The mechanistic target of rapamycin complex 1 (mTORC1) kinase is a sensor of different environmental conditions and regulator of cell growth, metabolism, and autophagy. mTORC1 is activated by Rag GTPases, working as RagA:RagB and RagC:RagD heterodimers. Rags control mTORC1 activity by tethering mTORC1 to the lysosomes where it is activated by Rheb GTPase. RagA:RagB, active in its GTP-bound form, is inhibited by GATOR1 complex, a GTPase-activating protein, and GATOR1 is in turn negatively regulated by GATOR2 complex. Sestrins are stress-responsive proteins that inhibit mTORC1 via activation of AMP-activated protein kinase (AMPK) and tuberous sclerosis complex. Here we report an AMPK-independent mechanism of mTORC1 inhibition by Sestrins mediated by their interaction with GATOR2. As a result of this interaction, the Sestrins suppress mTOR lysosomal localization in a Rag-dependent manner. This mechanism is potentially involved in mTORC1 regulation by amino acids, rotenone, and tunicamycin, connecting stress response with mTORC1 inhibition.

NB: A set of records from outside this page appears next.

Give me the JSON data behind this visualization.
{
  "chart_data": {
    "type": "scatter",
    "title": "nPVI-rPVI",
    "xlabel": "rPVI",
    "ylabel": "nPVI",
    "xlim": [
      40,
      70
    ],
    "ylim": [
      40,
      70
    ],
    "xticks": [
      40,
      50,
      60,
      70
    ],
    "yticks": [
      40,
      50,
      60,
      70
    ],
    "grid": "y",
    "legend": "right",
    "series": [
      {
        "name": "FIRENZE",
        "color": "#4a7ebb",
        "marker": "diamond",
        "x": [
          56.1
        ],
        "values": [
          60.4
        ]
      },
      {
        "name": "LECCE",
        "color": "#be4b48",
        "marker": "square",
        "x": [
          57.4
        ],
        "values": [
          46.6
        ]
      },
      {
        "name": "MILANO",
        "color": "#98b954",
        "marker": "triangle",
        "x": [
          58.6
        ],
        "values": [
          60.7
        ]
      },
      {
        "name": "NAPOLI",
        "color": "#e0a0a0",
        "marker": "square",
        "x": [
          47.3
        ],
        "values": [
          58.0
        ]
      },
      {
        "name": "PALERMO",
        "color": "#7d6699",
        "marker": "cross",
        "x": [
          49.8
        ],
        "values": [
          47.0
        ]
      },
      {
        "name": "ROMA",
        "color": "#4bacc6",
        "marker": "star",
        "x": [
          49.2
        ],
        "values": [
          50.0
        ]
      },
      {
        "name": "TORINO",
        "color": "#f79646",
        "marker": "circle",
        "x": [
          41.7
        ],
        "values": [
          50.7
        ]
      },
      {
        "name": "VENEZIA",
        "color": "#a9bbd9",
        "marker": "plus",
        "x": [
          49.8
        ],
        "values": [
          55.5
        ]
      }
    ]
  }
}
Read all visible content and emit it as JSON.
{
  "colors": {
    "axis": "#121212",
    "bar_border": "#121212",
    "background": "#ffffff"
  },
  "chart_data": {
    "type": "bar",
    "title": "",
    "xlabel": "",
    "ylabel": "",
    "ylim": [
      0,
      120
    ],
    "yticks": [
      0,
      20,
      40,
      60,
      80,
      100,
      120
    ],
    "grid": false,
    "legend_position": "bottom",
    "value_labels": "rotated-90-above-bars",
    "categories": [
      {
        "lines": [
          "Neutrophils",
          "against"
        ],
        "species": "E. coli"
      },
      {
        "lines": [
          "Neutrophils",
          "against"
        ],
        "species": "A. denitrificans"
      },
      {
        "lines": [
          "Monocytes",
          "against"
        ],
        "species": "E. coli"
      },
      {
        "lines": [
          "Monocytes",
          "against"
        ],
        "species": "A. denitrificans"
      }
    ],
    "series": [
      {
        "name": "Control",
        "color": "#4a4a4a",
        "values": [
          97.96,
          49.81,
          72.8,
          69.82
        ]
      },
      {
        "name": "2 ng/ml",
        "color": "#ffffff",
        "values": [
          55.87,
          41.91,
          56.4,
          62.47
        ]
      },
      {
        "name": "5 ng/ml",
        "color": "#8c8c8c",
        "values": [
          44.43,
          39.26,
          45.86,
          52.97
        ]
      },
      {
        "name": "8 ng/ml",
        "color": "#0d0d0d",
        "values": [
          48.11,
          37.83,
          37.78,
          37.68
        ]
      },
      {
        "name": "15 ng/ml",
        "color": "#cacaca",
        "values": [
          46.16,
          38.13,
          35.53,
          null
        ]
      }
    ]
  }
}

雷帕霉素复合物1(mTORC1)激酶是不同环境条件的传感器,也是细胞生长、代谢和自噬的调节因子。mTORC1由Rag GTP酶激活,以RagA:RagB和RagC:RagD异二聚体的形式发挥作用。Rags通过将mTORC1拴系到溶酶体上来控制mTORC1的活性,在溶酶体中mTORC1被Rheb GTP酶激活。以其GTP结合形式存在的活性RagA:RagB被GATOR1复合物(一种GTP酶激活蛋白)抑制,而GATOR1又受到GATOR2复合物的负调控。 sestrins是应激反应蛋白,通过激活AMP激活的蛋白激酶(AMPK)和结节性硬化复合物来抑制mTORC1。在这里,我们报告了一种sestrins通过与GATOR2相互作用介导的不依赖AMPK的mTORC1抑制机制。这种相互作用的结果是,sestrins以Rag依赖的方式抑制mTOR的溶酶体定位。该机制可能参与了氨基酸、鱼藤酮和衣霉素对mTORC1的调节,将应激反应与mTORC1抑制联系起来。